I realized that I need to be more confident in my passion. I love what I do. I love to dance. But I am always comparing myself to other dancers and doubting my abilities. I find myself thinking that I can't do the things I know I can do. I know that I am out of shape and have lost some skills and muscle mass since its been so long since I've danced as much as I am now, but I am still good at what I do. I just need to remember that all the time.
I also realized that I've been trying to please my parents and people in general, for too long. I have this tendency to make other people happy before I ever even consider trying to make myself happy. I want to do things for me and to what makes me happy but for some reason I have a hard time putting myself and what I want first. So from now on, that's exactly what I am going to do. Me first. The pleasing my parents thing is another post for another time.
I spend about 90% of my time alone. That's not an exaggeration. A typical day in the life of me is I get up, go to class, come home, and stay inside until time to do it again the next day. It's rare that I hang out with people outside of those that I normally hang out with. Those people that I normally hang out with are my roommates and they are always gone. And even when I do hang out with friends we don't go anywhere. Which is fine with me. I'm down with Netflix and beer and food on the couch. That's like heaven to me. Okay, back to the being alone for hours on end every day. Its hard. Like really hard. When I'm alone for hours like I usually am, I tend to think about things that I shouldn't think about or stalk my ex on Facebook though I have no desire to speak to him or anything like that.
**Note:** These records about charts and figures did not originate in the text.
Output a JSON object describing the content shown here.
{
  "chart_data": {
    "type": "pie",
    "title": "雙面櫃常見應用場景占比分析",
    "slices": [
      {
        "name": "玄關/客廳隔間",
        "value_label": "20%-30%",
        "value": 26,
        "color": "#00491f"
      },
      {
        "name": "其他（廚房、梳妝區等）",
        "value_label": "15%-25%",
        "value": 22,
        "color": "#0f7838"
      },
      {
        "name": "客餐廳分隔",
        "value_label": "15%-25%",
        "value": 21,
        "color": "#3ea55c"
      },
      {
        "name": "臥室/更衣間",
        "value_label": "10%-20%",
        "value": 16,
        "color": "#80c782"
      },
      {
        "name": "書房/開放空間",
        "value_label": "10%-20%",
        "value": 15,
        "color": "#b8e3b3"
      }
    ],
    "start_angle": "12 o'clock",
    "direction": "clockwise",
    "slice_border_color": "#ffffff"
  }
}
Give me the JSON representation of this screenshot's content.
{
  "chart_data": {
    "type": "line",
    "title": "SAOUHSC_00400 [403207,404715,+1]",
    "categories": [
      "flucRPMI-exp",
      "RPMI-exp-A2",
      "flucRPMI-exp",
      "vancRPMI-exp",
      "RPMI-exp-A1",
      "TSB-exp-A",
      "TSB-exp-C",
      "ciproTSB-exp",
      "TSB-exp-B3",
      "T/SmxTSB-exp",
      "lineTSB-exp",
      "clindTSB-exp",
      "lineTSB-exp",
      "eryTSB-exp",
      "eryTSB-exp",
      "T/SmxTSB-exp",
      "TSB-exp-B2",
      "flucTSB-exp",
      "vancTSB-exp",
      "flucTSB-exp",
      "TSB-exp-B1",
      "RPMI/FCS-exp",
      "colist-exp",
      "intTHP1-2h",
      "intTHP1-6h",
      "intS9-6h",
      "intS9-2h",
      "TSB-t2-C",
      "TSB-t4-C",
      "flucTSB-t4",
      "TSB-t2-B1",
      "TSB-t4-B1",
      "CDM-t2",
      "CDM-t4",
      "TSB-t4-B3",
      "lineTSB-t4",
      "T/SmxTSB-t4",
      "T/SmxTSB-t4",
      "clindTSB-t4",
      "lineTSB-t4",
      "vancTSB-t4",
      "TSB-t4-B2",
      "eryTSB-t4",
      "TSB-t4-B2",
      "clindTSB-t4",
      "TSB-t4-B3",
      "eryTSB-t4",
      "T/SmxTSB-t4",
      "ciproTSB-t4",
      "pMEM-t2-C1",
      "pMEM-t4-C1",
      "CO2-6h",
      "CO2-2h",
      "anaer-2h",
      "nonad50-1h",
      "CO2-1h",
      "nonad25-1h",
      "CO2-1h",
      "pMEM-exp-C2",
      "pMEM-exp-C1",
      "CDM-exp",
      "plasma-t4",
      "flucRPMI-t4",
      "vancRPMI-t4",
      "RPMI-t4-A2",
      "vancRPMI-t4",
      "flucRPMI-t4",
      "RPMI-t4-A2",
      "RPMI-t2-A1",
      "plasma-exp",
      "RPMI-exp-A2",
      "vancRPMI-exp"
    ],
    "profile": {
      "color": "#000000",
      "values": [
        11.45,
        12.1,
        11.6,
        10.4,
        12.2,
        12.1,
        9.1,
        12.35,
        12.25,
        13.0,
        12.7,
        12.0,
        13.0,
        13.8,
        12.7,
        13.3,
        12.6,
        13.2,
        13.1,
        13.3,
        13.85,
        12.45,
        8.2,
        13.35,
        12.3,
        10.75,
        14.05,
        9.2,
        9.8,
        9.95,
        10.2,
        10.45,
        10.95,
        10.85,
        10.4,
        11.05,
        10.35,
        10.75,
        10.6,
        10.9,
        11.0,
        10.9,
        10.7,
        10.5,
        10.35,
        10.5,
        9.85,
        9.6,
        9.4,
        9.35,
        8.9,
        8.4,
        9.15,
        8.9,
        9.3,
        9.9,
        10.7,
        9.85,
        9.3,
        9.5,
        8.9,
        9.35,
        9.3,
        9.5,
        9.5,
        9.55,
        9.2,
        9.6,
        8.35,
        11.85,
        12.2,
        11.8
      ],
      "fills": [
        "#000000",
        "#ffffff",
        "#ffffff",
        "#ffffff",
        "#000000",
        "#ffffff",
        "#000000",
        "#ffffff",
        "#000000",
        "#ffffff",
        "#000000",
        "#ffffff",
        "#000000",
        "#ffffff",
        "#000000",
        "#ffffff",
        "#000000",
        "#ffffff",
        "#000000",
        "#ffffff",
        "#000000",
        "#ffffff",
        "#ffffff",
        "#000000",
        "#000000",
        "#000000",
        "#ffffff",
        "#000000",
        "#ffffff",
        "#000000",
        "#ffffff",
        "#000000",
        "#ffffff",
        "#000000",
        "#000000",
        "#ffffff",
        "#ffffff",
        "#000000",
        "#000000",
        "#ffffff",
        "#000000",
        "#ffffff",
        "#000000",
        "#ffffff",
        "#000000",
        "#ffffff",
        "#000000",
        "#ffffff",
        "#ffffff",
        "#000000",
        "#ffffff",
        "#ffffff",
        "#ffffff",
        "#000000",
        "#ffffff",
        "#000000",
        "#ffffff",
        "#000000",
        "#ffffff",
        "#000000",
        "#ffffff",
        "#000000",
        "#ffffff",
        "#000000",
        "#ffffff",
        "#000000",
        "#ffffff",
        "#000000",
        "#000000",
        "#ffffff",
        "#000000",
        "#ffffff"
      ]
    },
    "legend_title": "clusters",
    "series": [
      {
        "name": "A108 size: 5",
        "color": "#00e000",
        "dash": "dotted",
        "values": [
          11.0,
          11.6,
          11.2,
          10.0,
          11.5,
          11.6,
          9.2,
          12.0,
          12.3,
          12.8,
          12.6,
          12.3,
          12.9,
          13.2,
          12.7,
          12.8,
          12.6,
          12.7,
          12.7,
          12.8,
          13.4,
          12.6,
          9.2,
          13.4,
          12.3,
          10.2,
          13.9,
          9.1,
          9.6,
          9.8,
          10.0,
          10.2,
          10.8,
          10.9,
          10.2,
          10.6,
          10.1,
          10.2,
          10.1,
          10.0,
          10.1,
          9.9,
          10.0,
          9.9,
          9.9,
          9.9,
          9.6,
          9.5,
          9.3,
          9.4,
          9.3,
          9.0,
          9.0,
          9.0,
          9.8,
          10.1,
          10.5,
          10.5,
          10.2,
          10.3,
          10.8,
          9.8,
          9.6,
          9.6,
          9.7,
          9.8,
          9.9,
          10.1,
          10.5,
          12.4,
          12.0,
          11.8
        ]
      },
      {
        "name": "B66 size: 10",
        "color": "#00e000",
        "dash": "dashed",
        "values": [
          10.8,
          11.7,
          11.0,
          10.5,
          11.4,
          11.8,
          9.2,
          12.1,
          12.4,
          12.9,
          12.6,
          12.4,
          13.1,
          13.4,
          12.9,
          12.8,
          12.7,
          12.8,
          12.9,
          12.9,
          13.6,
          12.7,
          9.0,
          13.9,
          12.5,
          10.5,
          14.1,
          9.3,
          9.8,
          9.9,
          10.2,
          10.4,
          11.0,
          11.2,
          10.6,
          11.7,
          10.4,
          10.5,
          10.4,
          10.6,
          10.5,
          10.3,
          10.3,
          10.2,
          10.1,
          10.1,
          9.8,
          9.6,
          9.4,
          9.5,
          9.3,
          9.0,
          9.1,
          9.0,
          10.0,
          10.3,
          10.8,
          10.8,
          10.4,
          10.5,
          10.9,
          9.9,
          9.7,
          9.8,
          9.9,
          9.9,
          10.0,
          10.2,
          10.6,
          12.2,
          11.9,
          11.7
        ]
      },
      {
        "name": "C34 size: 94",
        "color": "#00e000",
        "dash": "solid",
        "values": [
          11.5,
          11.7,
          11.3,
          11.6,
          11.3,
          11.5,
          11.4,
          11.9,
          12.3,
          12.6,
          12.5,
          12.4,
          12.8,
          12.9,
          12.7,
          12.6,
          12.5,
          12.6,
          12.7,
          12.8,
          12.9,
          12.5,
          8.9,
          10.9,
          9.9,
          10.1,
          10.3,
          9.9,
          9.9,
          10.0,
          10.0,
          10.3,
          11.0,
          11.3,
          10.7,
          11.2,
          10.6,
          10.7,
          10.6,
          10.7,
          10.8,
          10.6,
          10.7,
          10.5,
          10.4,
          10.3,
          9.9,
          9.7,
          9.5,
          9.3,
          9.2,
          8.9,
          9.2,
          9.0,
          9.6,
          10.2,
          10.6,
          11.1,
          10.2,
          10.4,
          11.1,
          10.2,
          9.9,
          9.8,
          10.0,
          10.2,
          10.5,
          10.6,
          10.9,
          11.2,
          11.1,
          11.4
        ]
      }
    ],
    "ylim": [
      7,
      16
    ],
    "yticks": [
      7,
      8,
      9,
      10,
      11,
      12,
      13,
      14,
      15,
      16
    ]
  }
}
I think about how lonely I get sometimes and all the things I'd rather be doing than going to school, like dancing and traveling the world and going to amazing concerts and meeting cool and interesting people.
Being alone also tends to make me think about how alone I really do feel a lot of time. Like past the surface feelings and more into what I feel is true meaning of alone. I find myself questioning my relationships with my friends. I ask myself things like "are they really my friends?", "do I bother people when I talk to them?", "do these people care at all?", "who would show up to my funeral and actually be upset?" and so on. I just wish I had someone who would come over and hang out and talk about random shit with me, but also someone who would ask me about my day and how I am and actually want a real answer. Not that fake crap we tend to do with other people. I want someone that I can have genuine conversation about life and love and all that stuff with. Its times like that when I really miss Kenz. She was my rock up here. She kept me grounded and sane. Without her, I can feel myself slipping into a darkness with no one to talk to about it. I mean I guess I have people I could talk to about it but I just feel like such a nuisance and I don't ever want to bother people. I just want someone to care and at this point I don't really have a preference of whether its a boy or girl or boyfriend or whatever. I just want someone to talk to and someone to be around so I'm not always so alone.
(Also fun fact about being alone: apparently this weekend, almost every friend I have up here is leaving Boone and/or has plans every day and can't hang. Rawr.)
So yeah this week has been eye-opening and no it hasn't all been that bad. But the bad tends to stick out. I just need to start relying on myself only and doing things for me. Like if I want to see a movie, I should just go see one. I am an independent woman and I can do things alone.
However, if you were to ask me how I was feeling right now, I'd tell you that I want to quit school, buy a van and travel the country dancing, teaching, and going to every single music festival and concert I can. I really think I'm a free spirit at heart. Its about time to let that out.